The solution I have is very simple, but I feel as if it is missing something

-Assume that any element, A, generates a cyclic subgroup of order k, s.t. A^k=E.
-By Lagrange's theorem, k must be an integer divisor of (p-1), the order of the larger group. This leads to n*k=(p-1).
-A^(p-1)=A*(n*k)=(A^k)^n=(E)^n=E, Q.E.D.

I like the proof, but the first statement doesn't seem complete. I don't feel comfortable just assuming that any element can generate such a subgroup. Can anyone help me justify this?

 

[Hurkyl]

I don't feel comfortable just assuming that any element can generate such a subgroup.

Firstly, there's a general definition:

Given a subset S of a group G, the subgroup of G generated by S is defined to be the smallest subgroup of G that contains S.

You can prove that the subgroup generated by S always exists -- but here we don't have to resort to such generalities. You can explicitly write down the subgroup generated by A! And for the purposes of this proof, you don't even care that it's the smallest; all you care is that the powers of A form a group.

 

[matt grime]

-Assume that any element, A, generates a cyclic subgroup of order k, s.t. A^k=E.

this is not an assumption. Any element A does generate a subgroup of some order

-By Lagrange's theorem, k must be an integer divisor of (p-1), the order of the larger group. This leads to n*k=(p-1).
-A^(p-1)=A*(n*k)=(A^k)^n=(E)^n=E, Q.E.D.

This is perfectly correct but sort of too good. Yes, you invoke Lagrange's theorem, but Lagrange's theorem is a generalization of the idea that the order of an element divides the order of the group (which is all you're asking).

You can find much more interesting proofs than this using a little number theory or combinatorics or even just the binomial theorem:

A^p = (A-1 +1)^p=(A-1)^p + 1 = A-1+1 =A (all '=' are congruence mod p)

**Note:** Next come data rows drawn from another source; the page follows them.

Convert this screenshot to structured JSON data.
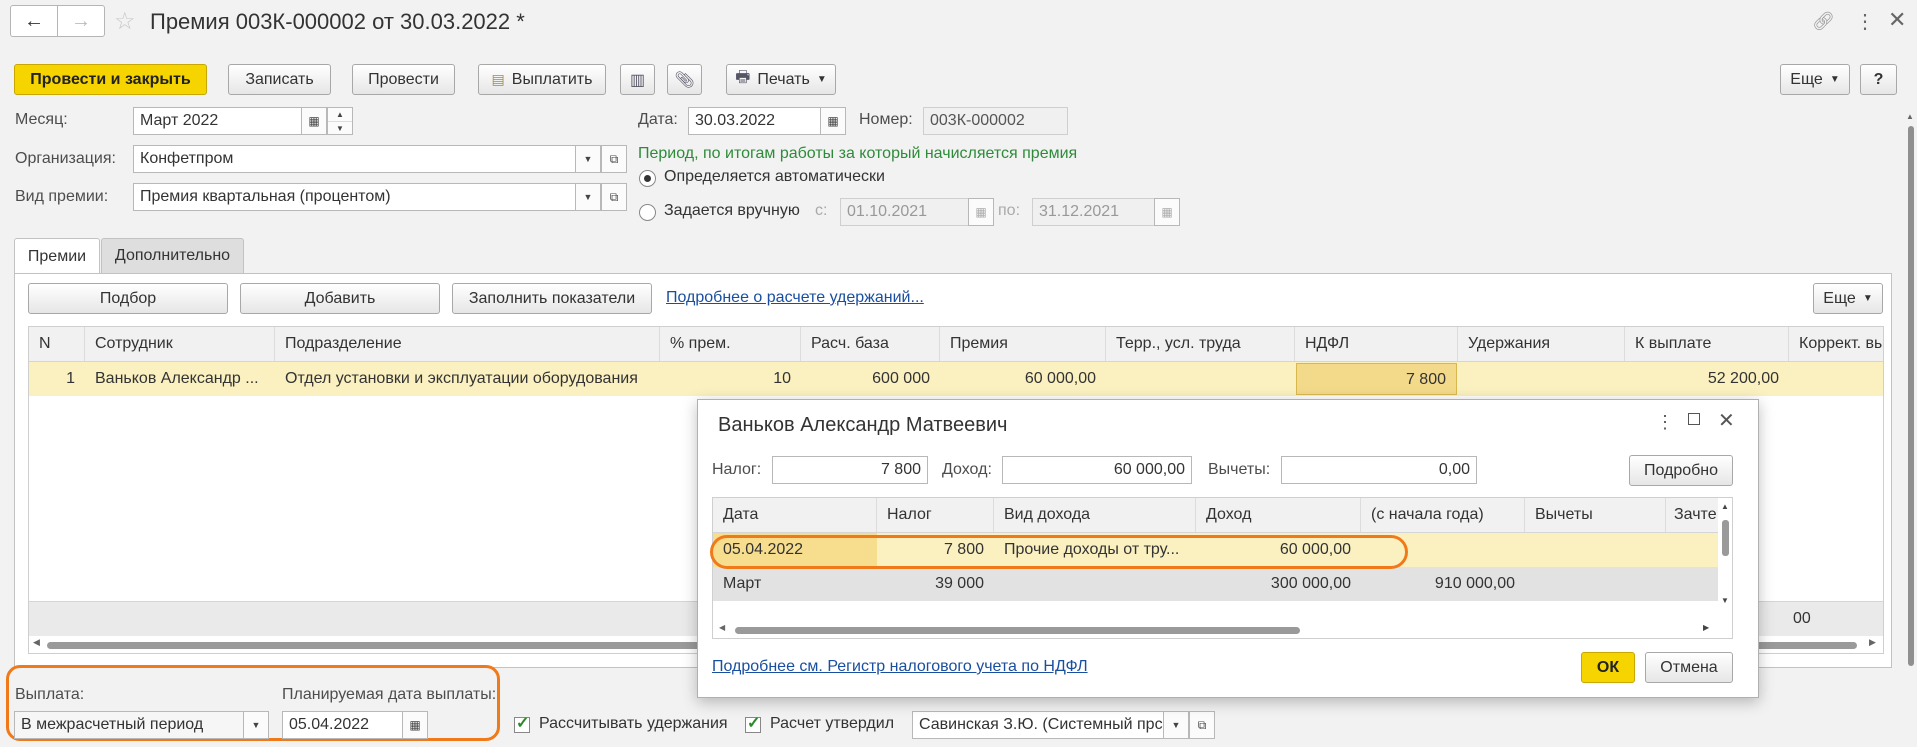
{
  "header": {
    "title": "Премия 003К-000002 от 30.03.2022 *"
  },
  "toolbar": {
    "post_close": "Провести и закрыть",
    "write": "Записать",
    "post": "Провести",
    "pay": "Выплатить",
    "print": "Печать",
    "more": "Еще",
    "help": "?"
  },
  "form": {
    "month_label": "Месяц:",
    "month_value": "Март 2022",
    "org_label": "Организация:",
    "org_value": "Конфетпром",
    "type_label": "Вид премии:",
    "type_value": "Премия квартальная (процентом)",
    "date_label": "Дата:",
    "date_value": "30.03.2022",
    "number_label": "Номер:",
    "number_value": "003К-000002",
    "period_title": "Период, по итогам работы за который начисляется премия",
    "radio_auto": "Определяется автоматически",
    "radio_manual": "Задается вручную",
    "from_label": "с:",
    "from_value": "01.10.2021",
    "to_label": "по:",
    "to_value": "31.12.2021"
  },
  "tabs": [
    "Премии",
    "Дополнительно"
  ],
  "table_toolbar": {
    "pick": "Подбор",
    "add": "Добавить",
    "fill": "Заполнить показатели",
    "link": "Подробнее о расчете удержаний...",
    "more": "Еще"
  },
  "table": {
    "columns": [
      "N",
      "Сотрудник",
      "Подразделение",
      "% прем.",
      "Расч. база",
      "Премия",
      "Терр., усл. труда",
      "НДФЛ",
      "Удержания",
      "К выплате",
      "Коррект. вы"
    ],
    "rows": [
      [
        "1",
        "Ваньков Александр ...",
        "Отдел установки и эксплуатации оборудования",
        "10",
        "600 000",
        "60 000,00",
        "",
        "7 800",
        "",
        "52 200,00",
        ""
      ]
    ],
    "footer_partial": "00"
  },
  "bottom": {
    "payment_label": "Выплата:",
    "payment_value": "В межрасчетный период",
    "planned_label": "Планируемая дата выплаты:",
    "planned_value": "05.04.2022",
    "calc_deductions": "Рассчитывать удержания",
    "calc_approved": "Расчет утвердил",
    "approver": "Савинская З.Ю. (Системный прс"
  },
  "popup": {
    "title": "Ваньков Александр Матвеевич",
    "tax_label": "Налог:",
    "tax_value": "7 800",
    "income_label": "Доход:",
    "income_value": "60 000,00",
    "deductions_label": "Вычеты:",
    "deductions_value": "0,00",
    "details_btn": "Подробно",
    "columns": [
      "Дата",
      "Налог",
      "Вид дохода",
      "Доход",
      "(с начала года)",
      "Вычеты",
      "Зачте"
    ],
    "rows": [
      [
        "05.04.2022",
        "7 800",
        "Прочие доходы от тру...",
        "60 000,00",
        "",
        "",
        ""
      ]
    ],
    "total": [
      "Март",
      "39 000",
      "",
      "300 000,00",
      "910 000,00",
      "",
      ""
    ],
    "register_link": "Подробнее см. Регистр налогового учета по НДФЛ",
    "ok": "ОК",
    "cancel": "Отмена"
  },
  "colors": {
    "accent_yellow": "#f5d400",
    "highlight_orange": "#f07a1a",
    "selected_row": "#faf0c0",
    "link_blue": "#1a4fa0",
    "period_green": "#2e8b3a"
  }
}
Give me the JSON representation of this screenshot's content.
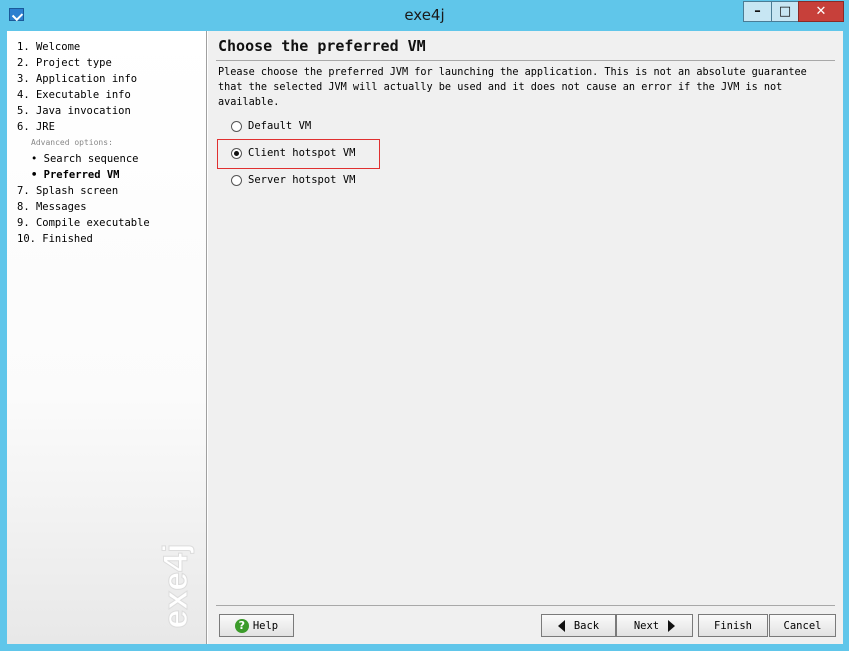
{
  "window": {
    "title": "exe4j"
  },
  "sidebar": {
    "steps": [
      "1. Welcome",
      "2. Project type",
      "3. Application info",
      "4. Executable info",
      "5. Java invocation",
      "6. JRE",
      "Advanced options:",
      "• Search sequence",
      "• Preferred VM",
      "7. Splash screen",
      "8. Messages",
      "9. Compile executable",
      "10. Finished"
    ],
    "watermark": "exe4j"
  },
  "content": {
    "heading": "Choose the preferred VM",
    "description": "Please choose the preferred JVM for launching the application. This is not an absolute guarantee that the selected JVM will actually be used and it does not cause an error if the JVM is not available.",
    "options": [
      {
        "label": "Default VM",
        "checked": false
      },
      {
        "label": "Client hotspot VM",
        "checked": true
      },
      {
        "label": "Server hotspot VM",
        "checked": false
      }
    ]
  },
  "buttons": {
    "help": "Help",
    "back": "Back",
    "next": "Next",
    "finish": "Finish",
    "cancel": "Cancel"
  }
}
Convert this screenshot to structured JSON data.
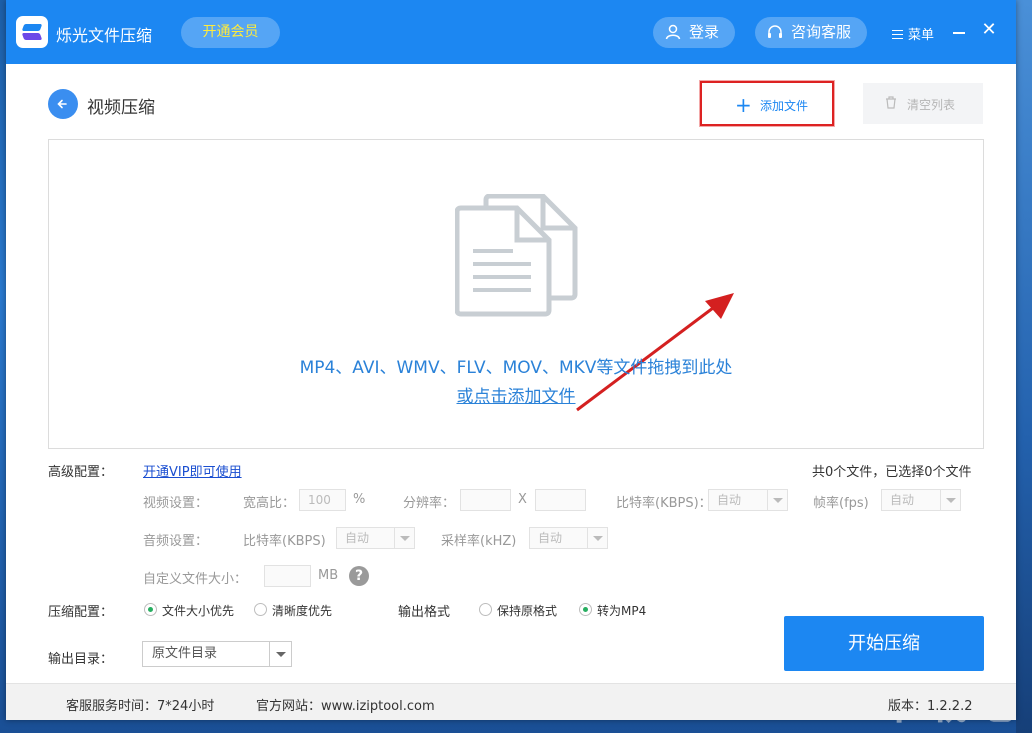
{
  "titlebar": {
    "app_title": "烁光文件压缩",
    "vip_label": "开通会员",
    "login_label": "登录",
    "service_label": "咨询客服",
    "menu_label": "菜单"
  },
  "page": {
    "title": "视频压缩",
    "add_file_label": "添加文件",
    "clear_list_label": "清空列表"
  },
  "drop_zone": {
    "hint": "MP4、AVI、WMV、FLV、MOV、MKV等文件拖拽到此处",
    "link": "或点击添加文件"
  },
  "advanced": {
    "label": "高级配置：",
    "vip_link": "开通VIP即可使用",
    "file_count": "共0个文件，已选择0个文件",
    "video": {
      "label": "视频设置：",
      "aspect_label": "宽高比：",
      "aspect_value": "100",
      "aspect_unit": "%",
      "resolution_label": "分辨率：",
      "resolution_x": "X",
      "bitrate_label": "比特率(KBPS)：",
      "bitrate_value": "自动",
      "fps_label": "帧率(fps)",
      "fps_value": "自动"
    },
    "audio": {
      "label": "音频设置：",
      "bitrate_label": "比特率(KBPS)",
      "bitrate_value": "自动",
      "sample_label": "采样率(kHZ)",
      "sample_value": "自动"
    },
    "custom_size": {
      "label": "自定义文件大小：",
      "unit": "MB"
    }
  },
  "compress": {
    "label": "压缩配置：",
    "option_size": "文件大小优先",
    "option_clarity": "清晰度优先",
    "selected": "文件大小优先",
    "format_label": "输出格式",
    "format_keep": "保持原格式",
    "format_mp4": "转为MP4",
    "format_selected": "转为MP4"
  },
  "output": {
    "label": "输出目录：",
    "value": "原文件目录"
  },
  "start_label": "开始压缩",
  "footer": {
    "service_time": "客服服务时间：7*24小时",
    "website": "官方网站：www.iziptool.com",
    "version": "版本：1.2.2.2"
  },
  "colors": {
    "primary": "#1c87f2",
    "highlight_box": "#d22222",
    "vip_text": "#ffeb3b",
    "radio_on": "#27ae60"
  }
}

Here you should verify that the 'naive' mistake of writing (x+y)^p=x^p+y^p is actually vali: p choose r is p! divided by smaller factorials, so the p in p! never cancels unless r=0 or p.
The third equality is just induction, by the way.

I suspect that is the proof they had in mind - after all you never use the fact that you're operating 'mod p' for p a prime do you? You've just proven that x^|G|=1 for any group G, which is far more powerful. Has the book even mentioned Lagrange's theorem at this point?

 

[mufusisrad]

Thanks for both of your responses! I feel much more comfortable with my initial statement. When I first saw the problem, I actually ended up doing the binomial theorem proof first, but wanted to see if I could do it using only the theorems that had been brought up in the book up until that point. Tinkham doesn't actually refer to Lagrange's Theorem by name, but he does prove it in the second chapter so he can use it when he introduces factor groups. What did either of you use for your first texts in Group Theory?

 

[matt grime]

So you used a technique in chapter 2 to prove a result in chapter 1? That surely points to you that you weren't supposed to use Lagrange's theorem.

I didn't have a text for group theory. I still don't. I had lecture notes.